I'm trying to understand, why in Proposition 3.1 in Finite Limit in ncatlab (3) implies (1). My intuition tells me to use induction to show that the limit for any diagram having $n$ vertices (objects) (with $n \geq 0$) exists:
Base case: The limit over the empty diagram ($n = 0$) is given by the terminal object.

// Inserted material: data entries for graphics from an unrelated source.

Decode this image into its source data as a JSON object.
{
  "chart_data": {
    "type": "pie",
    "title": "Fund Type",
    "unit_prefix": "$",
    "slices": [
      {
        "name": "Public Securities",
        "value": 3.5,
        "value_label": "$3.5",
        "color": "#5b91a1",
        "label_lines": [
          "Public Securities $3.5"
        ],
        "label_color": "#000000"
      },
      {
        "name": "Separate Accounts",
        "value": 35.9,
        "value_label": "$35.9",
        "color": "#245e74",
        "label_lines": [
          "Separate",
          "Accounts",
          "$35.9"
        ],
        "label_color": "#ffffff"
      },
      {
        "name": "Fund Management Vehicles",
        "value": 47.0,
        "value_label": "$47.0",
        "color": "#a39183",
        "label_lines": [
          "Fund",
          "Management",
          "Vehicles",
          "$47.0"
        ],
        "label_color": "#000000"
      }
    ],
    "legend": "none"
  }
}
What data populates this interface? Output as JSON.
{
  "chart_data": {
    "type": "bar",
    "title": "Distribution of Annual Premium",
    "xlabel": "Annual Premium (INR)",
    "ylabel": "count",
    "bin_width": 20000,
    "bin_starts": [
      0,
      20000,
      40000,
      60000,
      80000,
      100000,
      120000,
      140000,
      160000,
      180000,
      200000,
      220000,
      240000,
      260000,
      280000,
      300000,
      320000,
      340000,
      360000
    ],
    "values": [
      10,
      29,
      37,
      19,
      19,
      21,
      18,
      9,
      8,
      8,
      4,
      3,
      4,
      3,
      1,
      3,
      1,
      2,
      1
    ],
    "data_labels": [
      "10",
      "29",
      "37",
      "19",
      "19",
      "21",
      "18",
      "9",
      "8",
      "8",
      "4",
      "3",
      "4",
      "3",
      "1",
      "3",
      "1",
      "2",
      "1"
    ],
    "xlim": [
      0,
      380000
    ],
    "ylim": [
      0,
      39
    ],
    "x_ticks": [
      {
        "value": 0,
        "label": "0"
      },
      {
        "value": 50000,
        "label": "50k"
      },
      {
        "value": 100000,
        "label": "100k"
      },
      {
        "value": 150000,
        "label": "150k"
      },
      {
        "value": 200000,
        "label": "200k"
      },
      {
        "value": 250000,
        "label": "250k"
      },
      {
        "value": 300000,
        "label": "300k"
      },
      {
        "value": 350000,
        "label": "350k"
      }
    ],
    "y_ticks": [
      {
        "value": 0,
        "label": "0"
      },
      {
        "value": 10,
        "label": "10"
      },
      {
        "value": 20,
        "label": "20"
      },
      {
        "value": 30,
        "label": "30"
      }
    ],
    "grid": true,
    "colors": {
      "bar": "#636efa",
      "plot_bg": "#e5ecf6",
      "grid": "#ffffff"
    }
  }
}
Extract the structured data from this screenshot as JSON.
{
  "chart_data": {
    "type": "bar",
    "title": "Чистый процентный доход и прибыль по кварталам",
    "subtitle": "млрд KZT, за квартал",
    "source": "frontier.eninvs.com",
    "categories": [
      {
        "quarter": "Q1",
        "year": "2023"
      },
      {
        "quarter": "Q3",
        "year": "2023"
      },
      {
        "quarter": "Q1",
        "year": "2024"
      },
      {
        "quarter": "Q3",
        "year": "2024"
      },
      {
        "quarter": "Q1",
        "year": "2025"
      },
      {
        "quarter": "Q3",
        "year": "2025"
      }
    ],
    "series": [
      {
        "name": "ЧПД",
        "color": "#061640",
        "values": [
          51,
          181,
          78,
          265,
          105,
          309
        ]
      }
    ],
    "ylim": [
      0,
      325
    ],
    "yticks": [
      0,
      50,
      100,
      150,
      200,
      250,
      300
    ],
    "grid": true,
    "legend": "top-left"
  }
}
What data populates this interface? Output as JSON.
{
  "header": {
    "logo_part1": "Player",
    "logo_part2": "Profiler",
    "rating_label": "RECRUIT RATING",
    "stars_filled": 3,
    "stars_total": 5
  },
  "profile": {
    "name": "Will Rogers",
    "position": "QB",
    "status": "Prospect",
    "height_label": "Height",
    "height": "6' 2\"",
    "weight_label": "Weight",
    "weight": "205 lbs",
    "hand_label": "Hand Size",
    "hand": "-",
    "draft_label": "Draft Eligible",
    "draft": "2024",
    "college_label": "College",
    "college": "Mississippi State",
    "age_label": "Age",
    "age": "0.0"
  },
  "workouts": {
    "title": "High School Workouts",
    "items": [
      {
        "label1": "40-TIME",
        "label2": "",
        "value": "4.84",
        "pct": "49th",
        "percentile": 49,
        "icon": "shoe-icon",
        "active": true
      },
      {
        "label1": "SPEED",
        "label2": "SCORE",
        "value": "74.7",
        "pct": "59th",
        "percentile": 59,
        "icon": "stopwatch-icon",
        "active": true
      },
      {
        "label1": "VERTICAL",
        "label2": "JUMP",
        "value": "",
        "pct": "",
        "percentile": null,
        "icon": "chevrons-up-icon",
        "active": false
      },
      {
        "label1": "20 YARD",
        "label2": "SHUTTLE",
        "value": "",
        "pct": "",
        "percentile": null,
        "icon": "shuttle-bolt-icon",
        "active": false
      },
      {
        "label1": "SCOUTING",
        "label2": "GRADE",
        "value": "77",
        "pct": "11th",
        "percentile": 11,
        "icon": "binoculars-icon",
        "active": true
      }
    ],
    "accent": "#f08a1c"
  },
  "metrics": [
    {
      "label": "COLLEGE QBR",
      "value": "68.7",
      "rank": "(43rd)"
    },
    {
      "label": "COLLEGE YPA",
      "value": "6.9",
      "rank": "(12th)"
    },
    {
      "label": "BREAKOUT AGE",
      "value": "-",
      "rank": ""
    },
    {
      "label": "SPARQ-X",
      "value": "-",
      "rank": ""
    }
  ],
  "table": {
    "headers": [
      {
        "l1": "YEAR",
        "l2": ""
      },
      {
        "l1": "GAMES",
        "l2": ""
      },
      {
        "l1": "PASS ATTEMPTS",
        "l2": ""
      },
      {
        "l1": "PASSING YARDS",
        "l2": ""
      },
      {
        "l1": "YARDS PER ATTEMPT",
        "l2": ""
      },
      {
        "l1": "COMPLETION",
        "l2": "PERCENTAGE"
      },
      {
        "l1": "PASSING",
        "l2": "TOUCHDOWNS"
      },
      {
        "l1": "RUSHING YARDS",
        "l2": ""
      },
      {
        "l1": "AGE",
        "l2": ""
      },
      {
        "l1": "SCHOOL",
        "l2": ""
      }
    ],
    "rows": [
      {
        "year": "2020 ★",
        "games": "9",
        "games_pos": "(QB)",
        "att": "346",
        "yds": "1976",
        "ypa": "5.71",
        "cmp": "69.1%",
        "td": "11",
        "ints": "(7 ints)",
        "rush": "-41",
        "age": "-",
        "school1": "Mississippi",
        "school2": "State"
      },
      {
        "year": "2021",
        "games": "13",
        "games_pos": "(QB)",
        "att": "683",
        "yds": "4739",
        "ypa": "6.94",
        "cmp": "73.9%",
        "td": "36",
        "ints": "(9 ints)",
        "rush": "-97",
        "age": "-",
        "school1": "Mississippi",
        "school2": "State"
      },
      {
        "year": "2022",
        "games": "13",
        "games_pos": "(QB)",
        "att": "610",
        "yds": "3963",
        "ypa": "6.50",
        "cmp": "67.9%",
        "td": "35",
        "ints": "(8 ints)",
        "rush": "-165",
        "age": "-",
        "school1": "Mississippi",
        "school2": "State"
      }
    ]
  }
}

Now suppose we already now that the limit of a diagram with $n$ vertices exists. We construct the limit of a diagram $D$ with $n + 1$ vertices as follows: We take the limit $L'$ of a sub-diagram $D'$ of $D$ with $n$ vertices. We denote the remaining vertex by $A_{n+1}$ and the terminal object by $T$. Moreover we denote the unique morphism from an object $C$ to $T$ by $t_C$. We now take the pullback $L = L' \times_T A_{n+1}$ of $L' \rightarrow T \leftarrow A_{n+1}$: $\require{AMScd}$ \begin{CD} L' \times_T A_{n+1} @>{p_2}>> A_{n+1} \newline @V{p_1}VV @VV{t_A}V \newline L' @>{t_{L'}}>> T \end{CD}
We claim that $L$ is the limit of $D$.
We have that for any morphism $g: L \to A_i$ (with $1 \leq i \leq n$), $g = g' \circ p_1$ for some $g' : L' \to A_i$, since $L'$ is a limit of $D$ (thus uniquely determining $p_1$). Also, since $T$ is the terminal object, $t_{L'} = t_{A_i} \circ g'$. Therefore $t_{L'} \circ p_1 = t_{A_i} \circ g$. Hence, if there are no morphisms between any of the $A_i$ and $A_{n+1}$, then it follows from the properties of a pullback that $L$ is indeed a limit.
Now my problem comes in: If there is some morphism $h : A_i \to A_{n+1}$, we need $p_2 = h \circ g$. How can we know that this is true? Or can we not know that and I should use a different approach?